L’Education nationale a pour objectif que les élèves puissent utiliser l’IA de manière éthique tout en se conformant aux exigences juridiques. Dans ce contexte, le développement d’un service d’IA générative « souverain », dédié à l’éducation, est en cours avec le projet OpenLLM France. Les premiers usages en classe sont attendus courant 2024 dans les académies volontaires avant une utilisation plus généralisée à la rentrée 2025.

L’inquiétude des enseignants

Au milieu de tous ses bouleversements, « un climat de confiance manque à l’appel », indiquent les deux sénateurs. « La déstabilisation et les incertitudes engendrées par le développement rapide des systèmes d’IA générative, couplées au retard pris dans la définition d’une doctrine d’usage partagée, sont de nature à renforcer les inquiétudes exprimées par certains acteurs de la communauté éducative », expliquent Christian Bruyen et Bernard Fialaire. Les craintes s’expriment notamment chez les enseignants au sujet de l’avenir de leur métier.

Ces derniers mettent en cause plusieurs points. L’absence de démarche claire et structurée sur l’utilisation de l’IA, la dépossession de leur métier, relégué à un simple rôle de technicien information, l’alourdissement de la charge de travail le temps de se mettre à jour ou encore le manque de preuves scientifiques sur les apports pédagogiques de ces outils. Certains enseignants s’inquiètent aussi du risque de voir s’éroder encore plus les compétences fondamentales des élèves comme la lecture, l’écriture ou la pensée critique.

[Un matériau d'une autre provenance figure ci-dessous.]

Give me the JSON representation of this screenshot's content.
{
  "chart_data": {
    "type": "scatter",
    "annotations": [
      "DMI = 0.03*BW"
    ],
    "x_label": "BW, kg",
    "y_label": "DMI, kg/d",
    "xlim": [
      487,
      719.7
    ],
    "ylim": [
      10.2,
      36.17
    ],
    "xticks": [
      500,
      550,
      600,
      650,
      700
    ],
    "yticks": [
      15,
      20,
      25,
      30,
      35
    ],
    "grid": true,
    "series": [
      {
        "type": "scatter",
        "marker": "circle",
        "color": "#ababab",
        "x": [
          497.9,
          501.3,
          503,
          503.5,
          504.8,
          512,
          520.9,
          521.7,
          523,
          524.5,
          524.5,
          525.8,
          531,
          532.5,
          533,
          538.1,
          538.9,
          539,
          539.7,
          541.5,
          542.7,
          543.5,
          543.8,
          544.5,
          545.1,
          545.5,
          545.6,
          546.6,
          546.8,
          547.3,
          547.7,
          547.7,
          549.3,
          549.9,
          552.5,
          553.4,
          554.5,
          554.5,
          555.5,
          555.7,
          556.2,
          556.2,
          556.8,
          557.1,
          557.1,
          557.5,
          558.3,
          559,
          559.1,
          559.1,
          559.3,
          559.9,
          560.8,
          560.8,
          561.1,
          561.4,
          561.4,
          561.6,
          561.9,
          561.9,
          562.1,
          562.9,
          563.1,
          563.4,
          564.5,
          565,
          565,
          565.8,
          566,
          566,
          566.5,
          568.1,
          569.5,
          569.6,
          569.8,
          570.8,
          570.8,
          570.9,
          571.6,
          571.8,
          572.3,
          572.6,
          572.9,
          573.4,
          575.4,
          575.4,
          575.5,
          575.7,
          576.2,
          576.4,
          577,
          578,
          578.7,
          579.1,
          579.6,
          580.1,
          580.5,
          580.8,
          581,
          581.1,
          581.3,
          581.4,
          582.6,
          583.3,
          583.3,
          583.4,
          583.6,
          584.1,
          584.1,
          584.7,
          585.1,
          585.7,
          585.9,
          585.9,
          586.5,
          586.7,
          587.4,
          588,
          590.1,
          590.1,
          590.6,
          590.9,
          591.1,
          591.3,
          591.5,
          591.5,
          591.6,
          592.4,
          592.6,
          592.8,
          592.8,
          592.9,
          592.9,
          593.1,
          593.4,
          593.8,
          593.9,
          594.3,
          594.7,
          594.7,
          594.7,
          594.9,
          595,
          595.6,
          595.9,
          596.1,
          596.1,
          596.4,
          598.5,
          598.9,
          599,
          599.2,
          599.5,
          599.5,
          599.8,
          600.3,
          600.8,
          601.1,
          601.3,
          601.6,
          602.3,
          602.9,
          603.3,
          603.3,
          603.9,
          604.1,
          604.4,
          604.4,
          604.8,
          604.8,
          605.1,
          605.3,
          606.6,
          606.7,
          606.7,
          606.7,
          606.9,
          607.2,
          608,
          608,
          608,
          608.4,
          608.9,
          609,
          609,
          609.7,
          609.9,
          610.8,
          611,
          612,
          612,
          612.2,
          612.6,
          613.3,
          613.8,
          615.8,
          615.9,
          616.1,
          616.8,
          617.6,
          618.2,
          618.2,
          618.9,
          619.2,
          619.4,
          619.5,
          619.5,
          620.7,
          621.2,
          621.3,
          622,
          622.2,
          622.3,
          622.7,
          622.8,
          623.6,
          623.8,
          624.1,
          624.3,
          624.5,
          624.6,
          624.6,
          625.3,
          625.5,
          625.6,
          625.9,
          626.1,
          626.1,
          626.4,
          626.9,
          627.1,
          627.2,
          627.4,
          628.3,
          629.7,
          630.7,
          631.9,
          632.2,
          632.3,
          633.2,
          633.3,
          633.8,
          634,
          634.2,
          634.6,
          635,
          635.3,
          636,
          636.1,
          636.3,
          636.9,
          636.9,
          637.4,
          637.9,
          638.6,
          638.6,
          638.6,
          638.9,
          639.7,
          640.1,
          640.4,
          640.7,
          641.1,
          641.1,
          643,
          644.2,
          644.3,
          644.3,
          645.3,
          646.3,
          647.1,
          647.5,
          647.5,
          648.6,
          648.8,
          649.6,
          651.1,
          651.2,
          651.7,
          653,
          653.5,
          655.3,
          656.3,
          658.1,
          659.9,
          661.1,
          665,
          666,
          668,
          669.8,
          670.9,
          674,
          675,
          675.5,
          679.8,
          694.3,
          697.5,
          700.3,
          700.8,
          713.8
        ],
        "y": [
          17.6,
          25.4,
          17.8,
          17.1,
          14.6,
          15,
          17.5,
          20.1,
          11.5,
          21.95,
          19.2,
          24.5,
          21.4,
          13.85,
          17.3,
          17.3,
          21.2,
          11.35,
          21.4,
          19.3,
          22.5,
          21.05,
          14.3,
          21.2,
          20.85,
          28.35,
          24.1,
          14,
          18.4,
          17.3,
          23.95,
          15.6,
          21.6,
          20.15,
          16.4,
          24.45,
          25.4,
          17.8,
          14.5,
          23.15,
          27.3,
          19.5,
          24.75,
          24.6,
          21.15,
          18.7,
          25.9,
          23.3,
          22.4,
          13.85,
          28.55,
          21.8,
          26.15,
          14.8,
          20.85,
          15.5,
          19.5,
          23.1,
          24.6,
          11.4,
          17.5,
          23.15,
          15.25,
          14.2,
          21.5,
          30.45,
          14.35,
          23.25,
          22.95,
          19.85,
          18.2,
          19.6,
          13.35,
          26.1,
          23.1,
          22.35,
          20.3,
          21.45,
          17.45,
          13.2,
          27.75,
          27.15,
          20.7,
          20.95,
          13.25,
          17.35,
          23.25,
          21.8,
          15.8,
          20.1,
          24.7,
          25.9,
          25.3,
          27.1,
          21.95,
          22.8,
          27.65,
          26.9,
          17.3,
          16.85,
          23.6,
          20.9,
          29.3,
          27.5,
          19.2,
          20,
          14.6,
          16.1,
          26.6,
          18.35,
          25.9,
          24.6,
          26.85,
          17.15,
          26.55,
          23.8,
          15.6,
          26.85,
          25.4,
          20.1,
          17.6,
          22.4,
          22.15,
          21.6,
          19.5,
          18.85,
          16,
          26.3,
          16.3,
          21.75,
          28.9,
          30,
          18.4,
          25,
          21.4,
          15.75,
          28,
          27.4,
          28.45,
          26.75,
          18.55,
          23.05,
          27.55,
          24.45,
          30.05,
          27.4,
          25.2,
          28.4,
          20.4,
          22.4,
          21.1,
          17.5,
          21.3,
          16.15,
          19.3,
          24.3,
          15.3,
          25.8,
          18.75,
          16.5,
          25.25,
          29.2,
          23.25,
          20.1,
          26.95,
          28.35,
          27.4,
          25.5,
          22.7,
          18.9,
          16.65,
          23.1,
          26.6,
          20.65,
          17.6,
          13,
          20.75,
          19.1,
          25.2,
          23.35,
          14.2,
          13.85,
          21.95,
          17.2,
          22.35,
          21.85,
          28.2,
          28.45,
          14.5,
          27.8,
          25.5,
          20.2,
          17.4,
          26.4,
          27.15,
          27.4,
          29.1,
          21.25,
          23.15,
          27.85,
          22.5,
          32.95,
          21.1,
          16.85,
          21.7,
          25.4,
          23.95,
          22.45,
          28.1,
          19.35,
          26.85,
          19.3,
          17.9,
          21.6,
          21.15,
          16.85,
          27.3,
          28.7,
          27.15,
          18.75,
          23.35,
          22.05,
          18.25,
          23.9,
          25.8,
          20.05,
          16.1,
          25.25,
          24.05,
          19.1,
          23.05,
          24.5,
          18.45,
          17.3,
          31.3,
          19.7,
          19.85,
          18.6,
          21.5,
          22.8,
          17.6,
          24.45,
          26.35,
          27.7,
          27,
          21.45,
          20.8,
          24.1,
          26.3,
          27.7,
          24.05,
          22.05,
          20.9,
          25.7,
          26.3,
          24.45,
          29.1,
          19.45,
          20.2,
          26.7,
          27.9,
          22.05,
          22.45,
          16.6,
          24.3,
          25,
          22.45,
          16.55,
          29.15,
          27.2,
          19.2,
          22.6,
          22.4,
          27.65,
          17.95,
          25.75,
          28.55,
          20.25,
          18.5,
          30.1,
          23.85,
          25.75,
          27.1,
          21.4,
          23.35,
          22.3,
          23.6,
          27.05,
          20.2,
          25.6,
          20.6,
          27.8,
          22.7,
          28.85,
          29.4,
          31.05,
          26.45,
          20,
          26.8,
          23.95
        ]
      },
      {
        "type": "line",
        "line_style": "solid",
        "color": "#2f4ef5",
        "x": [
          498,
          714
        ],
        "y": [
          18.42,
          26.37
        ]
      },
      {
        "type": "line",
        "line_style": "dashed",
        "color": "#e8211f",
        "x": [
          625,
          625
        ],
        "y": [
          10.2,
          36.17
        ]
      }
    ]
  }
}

Trois axes pour mieux intégrer l’IA à l’école

Pour aller vers une utilisation optimale de l’IA dans l’éducation, les sénateurs dégagent trois axes principaux. D’abord : mieux accompagner les acteurs de l’enseignement. Les sénateurs proposent de définir des orientations stratégiques et un cadre d’usage pour que les enseignants disposent de lignes directrices claires. Mais aussi permettre à chaque enseignant d’accéder facilement aux outils d’IA éducatifs qu’il souhaite parmi un ensemble de références. Le deuxième axe : former et favoriser l’émergence d’une culture citoyenne de l’IA. Les élus préconisent d’inclure l’IA dans la formation initiale et continue des enseignants et des professionnels de l’éducation. Aussi de faire de l’intelligence artificielle le sixième domaine du certificat de compétence numérique PIX. Le dernier axe : évaluer et poursuivre la recherche. Ici, Christian Bruyen et Bernard Fialaire demandent de garantir une évaluation indépendante des technologies d’IA mises à la disposition des enseignants et des élèves dans le cadre scolaire. Mais également la création d’un observatoire de l’IA à l’école pour réaliser des études et mieux en comprendre les usages.